Книга первая, вольтерьянская
То, что «Аксенов есть Аксенов есть Аксенов», как писал в старой «новомировской» рецензии А. Василевский, понятно. Пусть даже и сочинил «старинный роман» «Вольтерьянцы и вольтерьянки». Там он примеряет камзолы екатерининских гвардейцев, вольтерьянские блузы и фрейлинские платья. Но, как говаривал Пушкин о подобных рьяных трансвеститах, «странно и напрасно». Оставаться ему век в коротких штанишках вечного пионера от «Юности» до старости.

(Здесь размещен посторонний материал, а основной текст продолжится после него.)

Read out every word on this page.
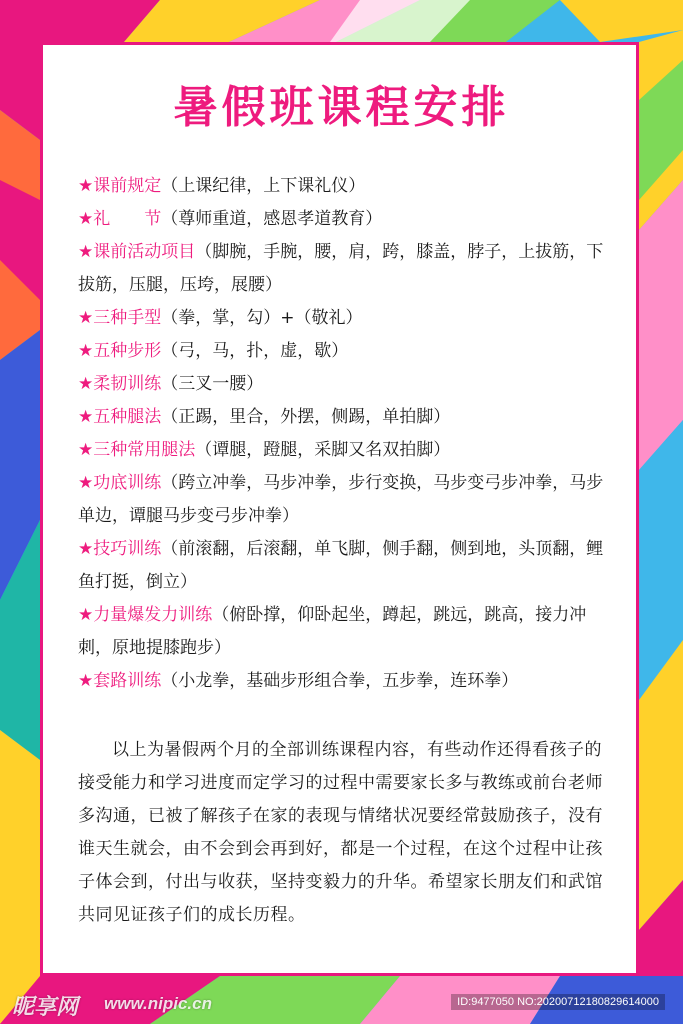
暑假班课程安排
★课前规定（上课纪律，上下课礼仪）
★礼　　节（尊师重道，感恩孝道教育）
★课前活动项目（脚腕，手腕，腰，肩，跨，膝盖，脖子，上拔筋，下拔筋，压腿，压垮，展腰）
★三种手型（拳，掌，勾）+（敬礼）
★五种步形（弓，马，扑，虚，歇）
★柔韧训练（三叉一腰）
★五种腿法（正踢，里合，外摆，侧踢，单拍脚）
★三种常用腿法（谭腿，蹬腿，采脚又名双拍脚）
★功底训练（跨立冲拳，马步冲拳，步行变换，马步变弓步冲拳，马步单边，谭腿马步变弓步冲拳）
★技巧训练（前滚翻，后滚翻，单飞脚，侧手翻，侧到地，头顶翻，鲤鱼打挺，倒立）
★力量爆发力训练（俯卧撑，仰卧起坐，蹲起，跳远，跳高，接力冲刺，原地提膝跑步）
★套路训练（小龙拳，基础步形组合拳，五步拳，连环拳）

以上为暑假两个月的全部训练课程内容，有些动作还得看孩子的接受能力和学习进度而定学习的过程中需要家长多与教练或前台老师多沟通，已被了解孩子在家的表现与情绪状况要经常鼓励孩子，没有谁天生就会，由不会到会再到好，都是一个过程，在这个过程中让孩子体会到，付出与收获，坚持变毅力的升华。希望家长朋友们和武馆共同见证孩子们的成长历程。

昵享网 www.nipic.cn	ID:9477050 NO:20200712180829614000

В общем, этого мальчика в литературе, выбравшего в свои литературные герои таких же мальчиков и девочек без возраста, легко разоблачить. В смысле раздеть. Ну, или переодеть обратно. Как Аксенов в этом пробукеровском романе с азартом поп-кутюрье переодевает своих гардемаринистых «уношей»: то во французов XVIII века, то в рязанских помещиков. А за компанию и сам не прочь одеться: самим Вольтером. Чтобы приласкать других переодетых: то ли денщиков во фрейлин, то ли наоборот. И еще чтобы высказать свое сокровенное, аксеновское: «Я не безбожник, я просто не могу объяснить Бога и отрицаю за другими смертными право на всевозможные догмы». Или: «Государство не принадлежит князю, напротив, князь принадлежит государству».
В общем, не роман, а ателье мод. Костюмных, литературных, политических. Включая прозаический язык, который он переодел в нечто восемнадцативековое. Легко раздеваемое в слэнг давнего разбойника и диссидента пера из метропольскиих 70-х. Вплоть до исподнего, то есть «словесной клоаки», типа «куло-педере-скорежара-пете-мамара-какара-шир!». Ну а кто изволит принять этот грубый роман-балаган за изящный роман-маскарад, пожалуйста, плиз, вуле ву. Тут ведь есть все, что можно ожидать от сочинителя старорежимных романов: приключения со злоключениями, любовь, такая и сякая, и кое-что из жизни монархов. Правда, есть, уж поверьте. Впрочем, букеровские контролеры из жюри уже поверили и пропустили.


Книга вторая, адаптированная
Алексея Слаповского вот тоже пропустили. Хотя и ему тоже «до 16-ти». В смысле литературного возраста. И то, что законсервировалось в его прозе еще со времен «Анкеты» и «Общедоступного песенника», вряд ли уже вырастет. Безмятежная простота неудачника-оптимиста, который говорит элементарными словами и лучше впадет в идиотизм, чем откажется от своего подросткового имиджа — вот «анкета» типичного героя А. Слаповского. Анисимов — его новая фамилия. «Адаптор» — его новая профессия. А также новый роман и новая кличка. А может, болезнь такая, творческая. Ибо доадаптироваться до того, что вместо нормальной человеческой речи, устной и письменной, слышать абракадабру — это значит заболеть. Расстройством мозгового кровообращения, как предполагает сам Анисимов. Или все-таки примитивизмом непреодоленного пубертатного возраста, как можно подумать. А может, и «фельетонностью», как написал однажды один диагност-слаповсковед Н. Александров.
Но если герой с фамилией, занятой на прокат у другого героя, того, что из романа А. Бека «Новое назначение», слышит от своей родной жены: «Отроги силою месть на кроле, но за тот не костечный. Читыреешь?», то можно ставить точку. На этой «очитыревшей» фразе, на романе как жанре или как тексте, на своем творчестве, скукоживающемся на глазах. Ведь героем-коллегой автора уже написано «за четыре года 24 романа» для массового чтения. Тут и впрямь «очЕтыреешь».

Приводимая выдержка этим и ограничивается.